La multinationale Philips a lancé un programme de «Pay per Lux». Au lieu de vendre des systèmes d'éclairage, elle vend des unités de lumière calculées en lux. Elle reste propriétaire du matériel et le remplace quand la technologie évolue.
«S'il y a des gains d'efficacité, elle réalise les bénéfices. Le client a la certitude d'avoir un service de qualité en continu. C'est ce qu'on appelle l'économie de fonctionnalité, l'un des concepts clés de l'économie circulaire», explique M. Normandin.
Pour sa part, Interface, un fabricant de dalles de moquette, a lancé un programme permettant de racheter des filets aux pêcheurs, pour en réutiliser le nylon.»

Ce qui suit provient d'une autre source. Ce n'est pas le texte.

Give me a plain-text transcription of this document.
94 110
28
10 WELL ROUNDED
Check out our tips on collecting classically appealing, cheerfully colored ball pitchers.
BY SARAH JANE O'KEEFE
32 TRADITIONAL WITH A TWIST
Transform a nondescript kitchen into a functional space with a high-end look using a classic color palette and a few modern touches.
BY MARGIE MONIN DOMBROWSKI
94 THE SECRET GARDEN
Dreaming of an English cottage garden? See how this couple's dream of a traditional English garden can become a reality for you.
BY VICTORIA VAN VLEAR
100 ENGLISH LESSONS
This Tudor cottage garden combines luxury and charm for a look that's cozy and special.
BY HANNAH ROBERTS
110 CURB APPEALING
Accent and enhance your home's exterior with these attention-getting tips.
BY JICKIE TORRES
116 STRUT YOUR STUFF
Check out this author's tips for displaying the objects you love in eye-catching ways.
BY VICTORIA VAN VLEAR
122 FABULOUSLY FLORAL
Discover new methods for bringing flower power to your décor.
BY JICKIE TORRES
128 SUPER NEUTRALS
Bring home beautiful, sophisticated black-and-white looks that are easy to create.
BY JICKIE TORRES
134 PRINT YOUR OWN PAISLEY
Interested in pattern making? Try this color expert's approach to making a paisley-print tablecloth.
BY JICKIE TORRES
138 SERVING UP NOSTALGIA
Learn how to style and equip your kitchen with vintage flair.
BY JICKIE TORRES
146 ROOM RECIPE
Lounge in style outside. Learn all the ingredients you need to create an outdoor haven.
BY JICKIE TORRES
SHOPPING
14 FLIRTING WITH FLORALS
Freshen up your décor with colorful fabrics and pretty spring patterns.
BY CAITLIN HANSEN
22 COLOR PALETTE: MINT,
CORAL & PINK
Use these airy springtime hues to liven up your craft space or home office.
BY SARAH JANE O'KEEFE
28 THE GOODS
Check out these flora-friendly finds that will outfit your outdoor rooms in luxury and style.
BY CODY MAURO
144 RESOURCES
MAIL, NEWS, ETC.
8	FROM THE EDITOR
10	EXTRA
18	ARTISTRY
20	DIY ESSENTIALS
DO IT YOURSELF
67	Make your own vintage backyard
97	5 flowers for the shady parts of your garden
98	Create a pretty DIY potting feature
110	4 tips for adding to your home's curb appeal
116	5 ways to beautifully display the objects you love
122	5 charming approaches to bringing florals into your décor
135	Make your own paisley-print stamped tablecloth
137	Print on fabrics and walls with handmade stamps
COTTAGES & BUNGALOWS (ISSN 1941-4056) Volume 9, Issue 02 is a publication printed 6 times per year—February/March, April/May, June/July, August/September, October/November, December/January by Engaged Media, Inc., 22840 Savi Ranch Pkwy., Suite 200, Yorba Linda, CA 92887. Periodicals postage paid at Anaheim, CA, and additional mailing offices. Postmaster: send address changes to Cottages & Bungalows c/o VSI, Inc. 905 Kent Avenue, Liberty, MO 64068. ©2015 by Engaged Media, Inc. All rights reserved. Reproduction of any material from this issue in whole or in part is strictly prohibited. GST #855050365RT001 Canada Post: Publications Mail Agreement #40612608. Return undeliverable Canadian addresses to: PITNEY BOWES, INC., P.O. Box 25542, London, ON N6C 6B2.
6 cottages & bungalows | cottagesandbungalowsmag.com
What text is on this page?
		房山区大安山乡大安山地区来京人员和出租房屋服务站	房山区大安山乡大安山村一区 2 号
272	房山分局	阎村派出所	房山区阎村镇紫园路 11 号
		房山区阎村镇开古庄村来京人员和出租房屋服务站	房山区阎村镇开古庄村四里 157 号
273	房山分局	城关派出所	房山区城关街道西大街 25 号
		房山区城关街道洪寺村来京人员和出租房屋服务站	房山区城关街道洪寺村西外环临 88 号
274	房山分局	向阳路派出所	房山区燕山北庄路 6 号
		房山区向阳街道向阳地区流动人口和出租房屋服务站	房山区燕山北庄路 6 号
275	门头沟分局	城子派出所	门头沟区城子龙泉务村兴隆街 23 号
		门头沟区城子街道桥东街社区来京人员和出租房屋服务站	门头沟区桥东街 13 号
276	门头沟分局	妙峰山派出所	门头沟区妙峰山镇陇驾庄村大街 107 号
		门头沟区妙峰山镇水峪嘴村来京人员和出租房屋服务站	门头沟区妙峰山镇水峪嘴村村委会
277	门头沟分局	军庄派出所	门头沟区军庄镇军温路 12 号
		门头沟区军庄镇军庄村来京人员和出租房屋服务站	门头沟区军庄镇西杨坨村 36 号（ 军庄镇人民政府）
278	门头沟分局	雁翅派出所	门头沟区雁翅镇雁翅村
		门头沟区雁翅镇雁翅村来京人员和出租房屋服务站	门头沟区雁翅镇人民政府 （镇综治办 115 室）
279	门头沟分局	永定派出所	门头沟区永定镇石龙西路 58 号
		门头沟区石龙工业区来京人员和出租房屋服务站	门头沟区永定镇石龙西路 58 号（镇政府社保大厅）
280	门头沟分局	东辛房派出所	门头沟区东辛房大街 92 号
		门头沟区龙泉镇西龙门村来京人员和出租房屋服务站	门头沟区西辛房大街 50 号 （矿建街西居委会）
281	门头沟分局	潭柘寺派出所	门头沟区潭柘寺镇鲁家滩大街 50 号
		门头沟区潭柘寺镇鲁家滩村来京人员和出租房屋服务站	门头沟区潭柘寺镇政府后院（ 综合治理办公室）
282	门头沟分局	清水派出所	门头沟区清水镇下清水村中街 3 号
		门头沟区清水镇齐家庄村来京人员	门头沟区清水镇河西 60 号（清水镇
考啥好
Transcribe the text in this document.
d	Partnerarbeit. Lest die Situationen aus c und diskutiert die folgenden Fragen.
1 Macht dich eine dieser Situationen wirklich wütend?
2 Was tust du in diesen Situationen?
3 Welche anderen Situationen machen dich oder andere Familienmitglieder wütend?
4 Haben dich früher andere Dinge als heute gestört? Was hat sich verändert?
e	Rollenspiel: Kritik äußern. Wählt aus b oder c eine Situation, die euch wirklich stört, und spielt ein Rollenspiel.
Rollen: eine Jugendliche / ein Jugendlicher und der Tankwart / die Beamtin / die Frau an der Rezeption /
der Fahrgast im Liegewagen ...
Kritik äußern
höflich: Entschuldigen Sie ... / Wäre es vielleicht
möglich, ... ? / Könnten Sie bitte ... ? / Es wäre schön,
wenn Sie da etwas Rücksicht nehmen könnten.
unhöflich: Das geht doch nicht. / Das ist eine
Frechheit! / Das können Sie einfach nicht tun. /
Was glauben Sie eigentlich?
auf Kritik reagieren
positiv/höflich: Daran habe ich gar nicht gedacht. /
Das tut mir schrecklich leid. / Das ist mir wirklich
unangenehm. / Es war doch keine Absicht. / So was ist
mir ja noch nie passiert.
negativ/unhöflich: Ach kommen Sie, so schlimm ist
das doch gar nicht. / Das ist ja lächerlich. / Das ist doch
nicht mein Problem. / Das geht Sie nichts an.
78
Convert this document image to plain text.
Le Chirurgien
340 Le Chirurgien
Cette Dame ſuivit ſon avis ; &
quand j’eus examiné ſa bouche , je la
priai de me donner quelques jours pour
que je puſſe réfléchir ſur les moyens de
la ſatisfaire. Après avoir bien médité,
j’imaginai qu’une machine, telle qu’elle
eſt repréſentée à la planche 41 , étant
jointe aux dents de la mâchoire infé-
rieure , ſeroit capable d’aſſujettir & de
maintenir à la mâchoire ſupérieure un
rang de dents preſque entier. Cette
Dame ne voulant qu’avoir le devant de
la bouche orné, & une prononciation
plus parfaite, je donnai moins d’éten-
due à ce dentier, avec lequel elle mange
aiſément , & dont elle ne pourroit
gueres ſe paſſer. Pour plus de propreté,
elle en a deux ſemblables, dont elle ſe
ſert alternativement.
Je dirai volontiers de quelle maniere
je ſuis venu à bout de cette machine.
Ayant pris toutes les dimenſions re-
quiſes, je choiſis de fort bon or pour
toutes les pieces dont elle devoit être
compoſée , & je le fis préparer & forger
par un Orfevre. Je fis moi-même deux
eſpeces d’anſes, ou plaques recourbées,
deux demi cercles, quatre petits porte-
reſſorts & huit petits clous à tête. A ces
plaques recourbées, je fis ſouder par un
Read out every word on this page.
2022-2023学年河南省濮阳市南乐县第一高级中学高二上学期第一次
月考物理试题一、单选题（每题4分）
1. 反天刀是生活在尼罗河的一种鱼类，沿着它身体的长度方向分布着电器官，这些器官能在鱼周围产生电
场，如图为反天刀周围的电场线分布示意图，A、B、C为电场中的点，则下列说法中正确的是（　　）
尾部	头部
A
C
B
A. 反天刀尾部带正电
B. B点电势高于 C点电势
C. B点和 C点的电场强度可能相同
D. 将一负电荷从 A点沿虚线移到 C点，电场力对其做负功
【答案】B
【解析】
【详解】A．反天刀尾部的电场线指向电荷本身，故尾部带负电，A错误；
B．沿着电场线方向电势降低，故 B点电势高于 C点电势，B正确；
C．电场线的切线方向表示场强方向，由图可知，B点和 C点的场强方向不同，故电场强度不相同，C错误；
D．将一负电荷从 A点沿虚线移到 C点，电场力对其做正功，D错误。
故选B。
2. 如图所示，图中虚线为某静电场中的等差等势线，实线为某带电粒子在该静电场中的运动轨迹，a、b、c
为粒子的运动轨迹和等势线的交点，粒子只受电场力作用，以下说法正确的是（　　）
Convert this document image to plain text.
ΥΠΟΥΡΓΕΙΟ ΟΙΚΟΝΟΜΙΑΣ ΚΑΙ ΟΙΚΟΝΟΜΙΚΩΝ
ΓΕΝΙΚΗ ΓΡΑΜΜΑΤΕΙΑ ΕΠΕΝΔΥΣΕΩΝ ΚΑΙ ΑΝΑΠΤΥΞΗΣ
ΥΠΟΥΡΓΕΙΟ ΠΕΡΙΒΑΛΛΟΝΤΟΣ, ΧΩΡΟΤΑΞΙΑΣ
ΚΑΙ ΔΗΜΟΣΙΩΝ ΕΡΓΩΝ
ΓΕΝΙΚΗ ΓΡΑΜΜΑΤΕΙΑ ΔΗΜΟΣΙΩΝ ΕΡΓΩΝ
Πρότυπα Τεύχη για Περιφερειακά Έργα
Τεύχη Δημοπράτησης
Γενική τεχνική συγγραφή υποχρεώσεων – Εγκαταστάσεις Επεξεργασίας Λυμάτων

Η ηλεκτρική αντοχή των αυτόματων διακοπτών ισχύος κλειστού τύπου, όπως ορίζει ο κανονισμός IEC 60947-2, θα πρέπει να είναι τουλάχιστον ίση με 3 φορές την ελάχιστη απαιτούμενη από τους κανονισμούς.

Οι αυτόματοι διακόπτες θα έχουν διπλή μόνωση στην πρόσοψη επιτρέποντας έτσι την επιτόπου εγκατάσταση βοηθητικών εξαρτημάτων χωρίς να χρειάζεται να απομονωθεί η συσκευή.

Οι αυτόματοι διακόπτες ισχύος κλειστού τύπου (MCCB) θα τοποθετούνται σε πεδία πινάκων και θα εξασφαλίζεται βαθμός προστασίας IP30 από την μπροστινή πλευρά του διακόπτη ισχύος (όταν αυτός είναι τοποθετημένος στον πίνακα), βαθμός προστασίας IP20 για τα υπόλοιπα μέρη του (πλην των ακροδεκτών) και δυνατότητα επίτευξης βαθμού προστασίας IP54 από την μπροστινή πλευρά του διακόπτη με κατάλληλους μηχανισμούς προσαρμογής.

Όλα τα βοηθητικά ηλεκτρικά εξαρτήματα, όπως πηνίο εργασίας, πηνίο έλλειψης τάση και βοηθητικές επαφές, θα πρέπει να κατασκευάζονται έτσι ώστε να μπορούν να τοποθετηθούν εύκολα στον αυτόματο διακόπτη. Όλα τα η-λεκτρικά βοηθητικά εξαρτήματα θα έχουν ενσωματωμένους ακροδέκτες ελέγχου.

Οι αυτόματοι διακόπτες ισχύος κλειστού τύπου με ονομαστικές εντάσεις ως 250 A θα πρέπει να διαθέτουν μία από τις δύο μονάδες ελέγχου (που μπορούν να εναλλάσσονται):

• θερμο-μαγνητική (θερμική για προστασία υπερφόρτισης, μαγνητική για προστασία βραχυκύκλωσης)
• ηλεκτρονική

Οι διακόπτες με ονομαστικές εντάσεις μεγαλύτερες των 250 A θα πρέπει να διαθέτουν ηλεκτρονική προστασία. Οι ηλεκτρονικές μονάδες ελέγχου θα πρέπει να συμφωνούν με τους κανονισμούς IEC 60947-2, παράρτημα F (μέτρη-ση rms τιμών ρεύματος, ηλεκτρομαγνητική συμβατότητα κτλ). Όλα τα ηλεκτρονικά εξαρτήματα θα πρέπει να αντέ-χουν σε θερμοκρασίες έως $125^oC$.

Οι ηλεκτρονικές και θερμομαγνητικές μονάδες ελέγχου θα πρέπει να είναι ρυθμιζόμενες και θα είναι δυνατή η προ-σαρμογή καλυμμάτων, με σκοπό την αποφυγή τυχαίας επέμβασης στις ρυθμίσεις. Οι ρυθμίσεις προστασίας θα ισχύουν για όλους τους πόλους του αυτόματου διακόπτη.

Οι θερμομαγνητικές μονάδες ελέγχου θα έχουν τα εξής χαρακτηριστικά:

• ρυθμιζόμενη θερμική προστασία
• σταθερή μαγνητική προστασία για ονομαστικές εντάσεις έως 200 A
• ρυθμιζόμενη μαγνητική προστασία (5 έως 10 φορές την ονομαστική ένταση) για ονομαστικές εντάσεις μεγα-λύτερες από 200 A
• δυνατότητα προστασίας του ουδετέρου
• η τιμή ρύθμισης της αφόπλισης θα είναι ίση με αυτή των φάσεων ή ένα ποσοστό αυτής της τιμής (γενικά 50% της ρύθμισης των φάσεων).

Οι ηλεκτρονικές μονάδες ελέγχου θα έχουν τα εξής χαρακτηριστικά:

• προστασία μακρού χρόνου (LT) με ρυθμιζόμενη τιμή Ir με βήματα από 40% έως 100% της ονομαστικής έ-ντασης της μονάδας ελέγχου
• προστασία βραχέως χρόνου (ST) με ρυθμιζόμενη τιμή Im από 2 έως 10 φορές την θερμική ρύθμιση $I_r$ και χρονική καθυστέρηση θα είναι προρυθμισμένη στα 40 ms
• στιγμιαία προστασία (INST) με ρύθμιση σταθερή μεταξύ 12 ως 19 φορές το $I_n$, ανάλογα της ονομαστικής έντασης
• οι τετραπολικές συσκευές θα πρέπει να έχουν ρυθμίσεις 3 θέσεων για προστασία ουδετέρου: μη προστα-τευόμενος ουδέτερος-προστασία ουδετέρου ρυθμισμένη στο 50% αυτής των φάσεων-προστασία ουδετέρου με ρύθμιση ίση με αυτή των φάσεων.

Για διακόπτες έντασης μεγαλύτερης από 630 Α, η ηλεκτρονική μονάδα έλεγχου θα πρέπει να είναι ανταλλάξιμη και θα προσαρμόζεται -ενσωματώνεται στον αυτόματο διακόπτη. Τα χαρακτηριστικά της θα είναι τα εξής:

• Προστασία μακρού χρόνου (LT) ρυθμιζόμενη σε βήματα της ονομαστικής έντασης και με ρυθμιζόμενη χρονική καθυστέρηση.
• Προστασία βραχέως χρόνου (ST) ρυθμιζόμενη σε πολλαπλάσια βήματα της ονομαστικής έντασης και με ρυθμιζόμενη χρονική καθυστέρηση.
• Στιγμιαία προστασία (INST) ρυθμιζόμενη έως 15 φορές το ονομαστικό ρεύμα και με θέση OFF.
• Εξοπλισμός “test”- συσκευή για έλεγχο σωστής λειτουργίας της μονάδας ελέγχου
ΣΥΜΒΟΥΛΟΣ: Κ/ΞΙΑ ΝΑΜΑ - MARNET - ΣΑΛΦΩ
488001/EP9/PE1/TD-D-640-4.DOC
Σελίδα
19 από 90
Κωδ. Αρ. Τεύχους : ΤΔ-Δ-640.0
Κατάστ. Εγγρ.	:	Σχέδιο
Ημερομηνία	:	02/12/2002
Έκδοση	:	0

L'Institut de l'environnement, du développement durable et de l'économie circulaire en bref
Plus de 200 unités de recherche, 400 chercheurs et 1 500 étudiants aux cycles supérieurs. Domaines touchés : ingénierie, design, économie, science de la gestion, biologie, sociologie.
Les opérations ont été amorcées en avril dernier. On est actuellement au stade du recrutement des équipes.
Ses interventions sont axées sur approche pragmatique : études sur les retombées de l'économie circulaire au Québec et au Canada, mise en oeuvre de projets de recherche pluridisciplinaires avec les entreprises, organisation d'ateliers et de formations spécialisées.